There can be no excuses now. A franchise that has never graced the Eastern Conference finals — when the team was new to Atlanta, it played in the Western Division finals twice, losing to the Lakers both times — has the clearest path imaginable.

Washington has seen its best player diagnosed with fractures in his hand and wrist. It would be a wonder — and surely a long-term health risk — if John Wall works another minute in this series. Assuming he doesn’t, there’s no way the top-seeded Hawks should lose another game, let alone three, to the Wizards.

If you’re a fan of competition, Wall’s injury is a major downer. If you’re a fan of the Hawks, you have to be smiling, albeit on the inside. (Smiling outwardly over another’s misfortune is crass.) A team for which the postseason stars never align — well, not since Bob Pettit scored 50 points for the St. Louis Hawks in the clinching Game 6 of the 1958 NBA Finals — is seeing the heavenly bodies fall, one by one, into formation.

The fifth-seeded Wizards upset Toronto, the only Eastern team to hold a winning record against the Hawks. In winning Game 1 of Round 2, Washington went a long way toward losing the series: A hard fall left the flashing Wall with as many fractures as fingers on his left hand, and the Wizards without Wall, as noted by Michael Lee of the Washington Post, are 10-40 the past five seasons. (To their credit, they played pretty well without him in Game 2 — and lost by 16.)

A series that started badly for the Hawks, who allowed the 38-win Nets to drag Round 1 to six stressful games as the Wizards were resting, could be done and dusted by Game 5. That would surely give the Hawks a chance to sit back and watch the Cavaliers and Bulls pelt one another through what will almost certainly be a seven-game set, and Cleveland already has lost Kevin Love, the third (and least) of a new tailored-for-LeBron Big Three, for the duration.

But that’s getting ahead of the game, as it were. Unless they mess up in a way no Hawks have messed up — and there aren’t many ways the Hawks haven’t messed up — this team should go where no Atlanta NBA entry has gone. The Hawks have played in the Eastern semis 15 times — four of those times, they didn’t have to win a round to get there — and only twice have they even taken a series lead. Once was in 2011, when they stole Game 1 in Chicago. (They’d lose in six.)

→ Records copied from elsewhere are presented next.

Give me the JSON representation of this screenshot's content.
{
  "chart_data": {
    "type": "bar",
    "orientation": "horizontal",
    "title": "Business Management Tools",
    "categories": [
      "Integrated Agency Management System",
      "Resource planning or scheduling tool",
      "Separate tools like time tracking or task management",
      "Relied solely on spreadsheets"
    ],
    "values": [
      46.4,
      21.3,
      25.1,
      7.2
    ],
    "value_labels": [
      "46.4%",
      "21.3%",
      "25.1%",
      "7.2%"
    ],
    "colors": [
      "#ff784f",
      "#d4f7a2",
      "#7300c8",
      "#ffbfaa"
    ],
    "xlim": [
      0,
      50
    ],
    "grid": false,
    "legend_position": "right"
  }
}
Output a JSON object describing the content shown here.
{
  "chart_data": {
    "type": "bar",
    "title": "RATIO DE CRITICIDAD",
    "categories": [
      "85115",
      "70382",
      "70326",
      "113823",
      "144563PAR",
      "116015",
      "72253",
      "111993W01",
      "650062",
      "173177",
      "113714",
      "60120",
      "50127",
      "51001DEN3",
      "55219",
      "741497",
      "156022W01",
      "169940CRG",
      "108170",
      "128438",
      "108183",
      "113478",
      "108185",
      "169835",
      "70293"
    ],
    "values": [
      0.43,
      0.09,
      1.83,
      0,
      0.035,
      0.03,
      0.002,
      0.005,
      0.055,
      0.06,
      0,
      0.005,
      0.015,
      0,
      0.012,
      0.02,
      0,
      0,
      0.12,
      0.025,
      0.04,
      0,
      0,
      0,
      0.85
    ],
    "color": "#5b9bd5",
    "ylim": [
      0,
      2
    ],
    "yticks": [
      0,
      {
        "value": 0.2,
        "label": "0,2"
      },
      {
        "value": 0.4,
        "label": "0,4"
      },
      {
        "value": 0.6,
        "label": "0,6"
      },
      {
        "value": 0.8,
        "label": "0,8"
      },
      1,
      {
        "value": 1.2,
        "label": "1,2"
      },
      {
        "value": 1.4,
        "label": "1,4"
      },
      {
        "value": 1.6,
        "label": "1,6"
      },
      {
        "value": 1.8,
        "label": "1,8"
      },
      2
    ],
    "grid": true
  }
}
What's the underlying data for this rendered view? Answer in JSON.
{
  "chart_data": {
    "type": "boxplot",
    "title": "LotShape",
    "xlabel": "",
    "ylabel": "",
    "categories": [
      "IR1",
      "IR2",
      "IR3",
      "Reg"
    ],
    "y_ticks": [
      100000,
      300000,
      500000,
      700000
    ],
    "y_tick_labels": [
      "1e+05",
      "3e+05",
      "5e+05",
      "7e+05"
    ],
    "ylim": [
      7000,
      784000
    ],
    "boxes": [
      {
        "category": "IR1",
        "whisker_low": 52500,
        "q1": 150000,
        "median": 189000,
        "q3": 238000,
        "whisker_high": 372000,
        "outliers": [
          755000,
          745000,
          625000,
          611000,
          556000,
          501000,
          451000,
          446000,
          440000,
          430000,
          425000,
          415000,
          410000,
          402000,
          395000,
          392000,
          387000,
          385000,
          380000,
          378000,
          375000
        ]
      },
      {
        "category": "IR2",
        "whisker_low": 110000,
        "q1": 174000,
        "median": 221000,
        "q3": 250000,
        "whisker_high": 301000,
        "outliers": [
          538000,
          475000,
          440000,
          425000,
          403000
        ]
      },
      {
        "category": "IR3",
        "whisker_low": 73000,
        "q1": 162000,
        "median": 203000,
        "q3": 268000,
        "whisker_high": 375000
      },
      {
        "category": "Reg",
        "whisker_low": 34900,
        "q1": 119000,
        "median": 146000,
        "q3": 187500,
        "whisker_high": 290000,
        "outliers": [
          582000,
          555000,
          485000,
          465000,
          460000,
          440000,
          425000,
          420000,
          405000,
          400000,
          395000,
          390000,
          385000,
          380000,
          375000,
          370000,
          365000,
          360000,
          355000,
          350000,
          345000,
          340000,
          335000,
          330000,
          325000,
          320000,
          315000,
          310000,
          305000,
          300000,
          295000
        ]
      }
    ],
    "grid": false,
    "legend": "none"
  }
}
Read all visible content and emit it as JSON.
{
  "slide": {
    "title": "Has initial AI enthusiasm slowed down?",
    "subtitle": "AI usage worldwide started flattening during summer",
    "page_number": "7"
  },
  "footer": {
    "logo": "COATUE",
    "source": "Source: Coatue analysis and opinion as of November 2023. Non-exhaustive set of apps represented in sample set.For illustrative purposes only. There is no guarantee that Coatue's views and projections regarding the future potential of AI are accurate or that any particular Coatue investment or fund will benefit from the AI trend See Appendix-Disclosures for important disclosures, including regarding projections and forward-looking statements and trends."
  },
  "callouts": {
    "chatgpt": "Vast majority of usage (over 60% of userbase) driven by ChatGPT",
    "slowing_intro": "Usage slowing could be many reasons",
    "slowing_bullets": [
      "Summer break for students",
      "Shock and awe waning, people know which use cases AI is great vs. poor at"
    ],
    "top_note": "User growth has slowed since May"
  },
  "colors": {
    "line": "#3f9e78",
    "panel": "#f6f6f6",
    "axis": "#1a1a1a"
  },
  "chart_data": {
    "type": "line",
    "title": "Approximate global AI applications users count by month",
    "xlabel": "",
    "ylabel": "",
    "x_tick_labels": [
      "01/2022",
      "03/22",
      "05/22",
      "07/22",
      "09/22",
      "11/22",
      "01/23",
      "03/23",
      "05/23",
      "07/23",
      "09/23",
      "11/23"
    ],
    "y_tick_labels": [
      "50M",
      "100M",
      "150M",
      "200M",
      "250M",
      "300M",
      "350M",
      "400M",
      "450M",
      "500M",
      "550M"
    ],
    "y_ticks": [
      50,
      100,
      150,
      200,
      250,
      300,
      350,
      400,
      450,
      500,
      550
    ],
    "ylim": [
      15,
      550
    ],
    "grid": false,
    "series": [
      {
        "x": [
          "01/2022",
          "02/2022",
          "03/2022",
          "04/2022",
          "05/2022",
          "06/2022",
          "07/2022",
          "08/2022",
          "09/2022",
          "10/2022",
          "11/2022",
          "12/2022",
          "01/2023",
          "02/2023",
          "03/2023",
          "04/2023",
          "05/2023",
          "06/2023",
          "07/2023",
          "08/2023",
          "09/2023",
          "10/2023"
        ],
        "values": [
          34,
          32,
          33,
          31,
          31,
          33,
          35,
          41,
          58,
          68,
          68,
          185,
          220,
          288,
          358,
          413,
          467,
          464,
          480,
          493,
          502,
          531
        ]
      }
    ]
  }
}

The other was exponentially more excruciating: In 1988 they won Game 5 in the old Boston Garden to grab a 3-2 lead. One victory from the Eastern finals, they played nervously and lost Game 6 at the old Omni by two points, their final shot taken not by Dominique Wilkins or Doc Rivers but by the right-handed Cliff Levingston, whose running lefty hook didn’t graze the rim. They played beautifully two days later in Boston but fell again, losing by two points despite Wilkins’ 47.

Only one other time have the Hawks stood one game from the Eastern finals. That was in 1979, when Hubie Brown’s 46-win team surged from a 3-1 deficit to force Game 7 against the defending champion Bullets, as the Wizards were then known. John Drew scored 24 points that Sunday in Landover, Md., and sub Terry Furlow had 21, but the Bullets won 100-94. Elvin Hayes and Bob Dandridge had 68 of the 100.

The Eastern Conference semis are where the Hawks have done their worst. (Worse even than in the draft lottery.) Counting the first two games of this series, their record in this round is 21-61. From 1997 through 2010, they lost 15 consecutive games in the Eastern semis, the average margin of defeat being 17.1 points. Twelve of the 15 losses were by double figures; the closest — the closest, mind you — was seven points.

When these Hawks dropped Game 1 to Washington at home, it was possible to fear the worst. It’s hard to imagine anything worse happening to them than what befell Wall and the Wizards. The coast is clear. It’s the Eastern finals or bust. And for this best-of-all-Hawks teams, going bust against this weakened opponent is too awful to contemplate.